I developed an expertise in postharvest handling of floriculture inputs and cut flowers through a masters degree and doctorate at North Carolina State University under John Dole, Ph.D. In my current position at Ball, I coordinate the technical services team and develop solutions for the industry through culture research.
My relatively short professional career has been a blur so far! I’ve experienced plant pathogens disrupt the supply of some of the largest volume crops, not to mention the impact of COVID on “normal” life and business. I relate to many young professionals who came into the industry since 2020. There is a lot of pressure. Pressure to succeed, pressure to improve and pressure to fill the shoes of those who helped take this industry from mineral soils to high-density peat-based plugs and develop a global vegetative supply chain.
Have you ever heard the question: “Oh, you are the next so and so?” Whether you’re trying to carry on a legacy, become more profitable or breed the next resistant variety, the future may look quite challenging. Handling this pressure isn’t easy, but it’s worth it. I’ve had to learn quickly in my role and develop a system even faster. A big part of that system is collaborating with other divisions in Ball — academics and industry partners. Collaborating with a wide range of colleagues is something that I do every day and it’s helped me develop in my career immensely.
Many of you likely rely on the research or consultation of others to make informed decisions about challenges in the future. Well, if you look around there are fewer and fewer people out there that are supporting the industry. I have helped build a network of experts while here at Ball. These people from around the globe bring various expertise, resources and knowledge. They’re the support system that I can call on for assistance.
I don’t know everything and I don’t have the personal experience of growing up with the industry, so I’ve tried to learn as much as I can from those who have. I once called this history, but was quickly corrected by my mentor and predecessor, Will Healy, that it’s called “context.” Context can save a lot of time and effort, prevent mistakes and hasten progress. Before you lose the context of long-time employees or colleagues, make sure you invest in learning what they know because you don’t know what you don’t know. Relieve some of the pressure by building relationships and collaborating with those who may have a different perspective.

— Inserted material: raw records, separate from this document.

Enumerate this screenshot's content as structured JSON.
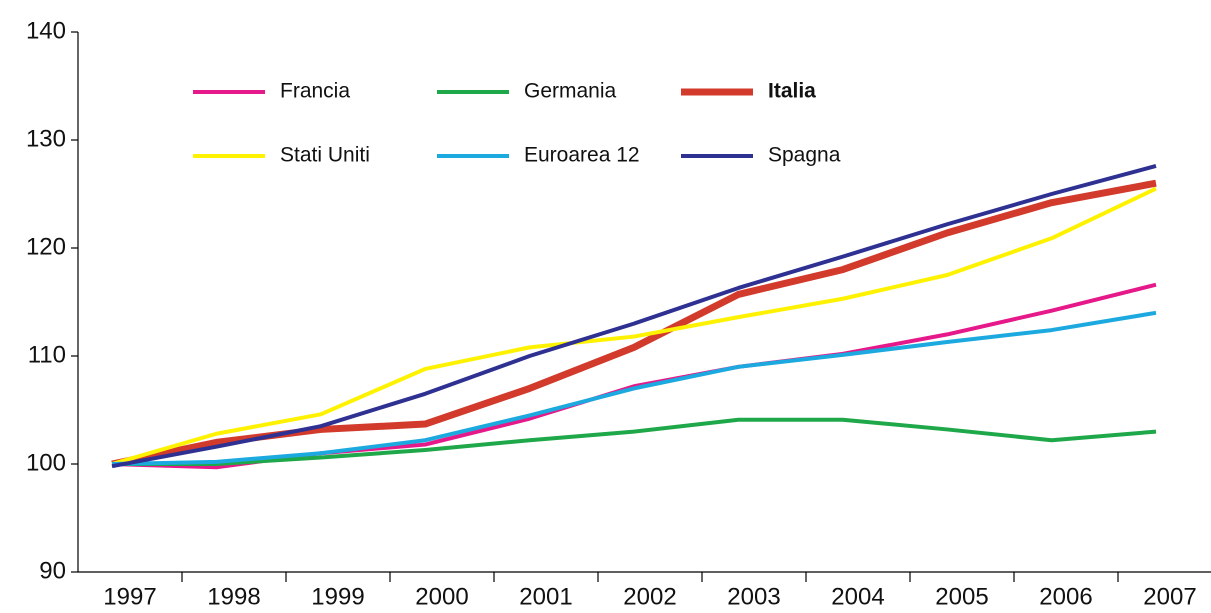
{
  "chart_data": {
    "type": "line",
    "categories": [
      "1997",
      "1998",
      "1999",
      "2000",
      "2001",
      "2002",
      "2003",
      "2004",
      "2005",
      "2006",
      "2007"
    ],
    "ylim": [
      90,
      140
    ],
    "yticks": [
      90,
      100,
      110,
      120,
      130,
      140
    ],
    "series": [
      {
        "name": "Francia",
        "color": "#e5198a",
        "values": [
          100,
          99.7,
          101,
          101.8,
          104.2,
          107.2,
          109,
          110.2,
          112,
          114.2,
          116.6
        ]
      },
      {
        "name": "Germania",
        "color": "#1fa84a",
        "values": [
          100,
          100,
          100.6,
          101.3,
          102.2,
          103,
          104.1,
          104.1,
          103.2,
          102.2,
          103
        ]
      },
      {
        "name": "Italia",
        "color": "#d23a2b",
        "highlight": true,
        "values": [
          100,
          102,
          103.2,
          103.7,
          107,
          110.8,
          115.7,
          118,
          121.4,
          124.2,
          126
        ]
      },
      {
        "name": "Stati Uniti",
        "color": "#fff200",
        "values": [
          100,
          102.8,
          104.6,
          108.8,
          110.8,
          111.8,
          113.6,
          115.3,
          117.5,
          120.9,
          125.5
        ]
      },
      {
        "name": "Euroarea 12",
        "color": "#1ba9df",
        "values": [
          100,
          100.2,
          101,
          102.2,
          104.5,
          107,
          109,
          110.1,
          111.3,
          112.4,
          114
        ]
      },
      {
        "name": "Spagna",
        "color": "#2e3192",
        "values": [
          99.8,
          101.6,
          103.5,
          106.5,
          110,
          113,
          116.3,
          119.2,
          122.2,
          125,
          127.6
        ]
      }
    ]
  }
}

Collaborative research is the name of the game now, too. If you look at academia, most large grants are multidisciplinary and multi-institutional. If you think you can go it alone in the industry (personally or as a business), I’d rethink that strategy. Labor shortages, inflation and a more unpredictable supply chain are making business difficult.
Research has often been the conduit to making processes more efficient. In my research, I’m developing science-based solutions to tackle current and future issues. For example, the pressure of input costs is huge — investing in something like automation or LEDs can be hard to swallow. The electrical savings of LEDs can’t be the only argument to invest. My research has helped quantify additional ROI opportunities. Think about how a new production strategy or product may influence labor savings, crop time and product uniformity. Then factor that into the decision-making process. Reach out to others, researchers and peers, to help make an informed decision for the future.
Pressure is all around us, but don’t get discouraged and don’t wait for things to get easier, either. I’ve been told and learned that things don’t get easier — you learn how to handle the hard stuff better. My plan is to continue to learn, to collaborate, and most of all, enjoy the work that I do. I look back on how I got here and why I love plants. Horticulture is the intersection of people and nature. While it sure can get messy along the way, the result is beautiful.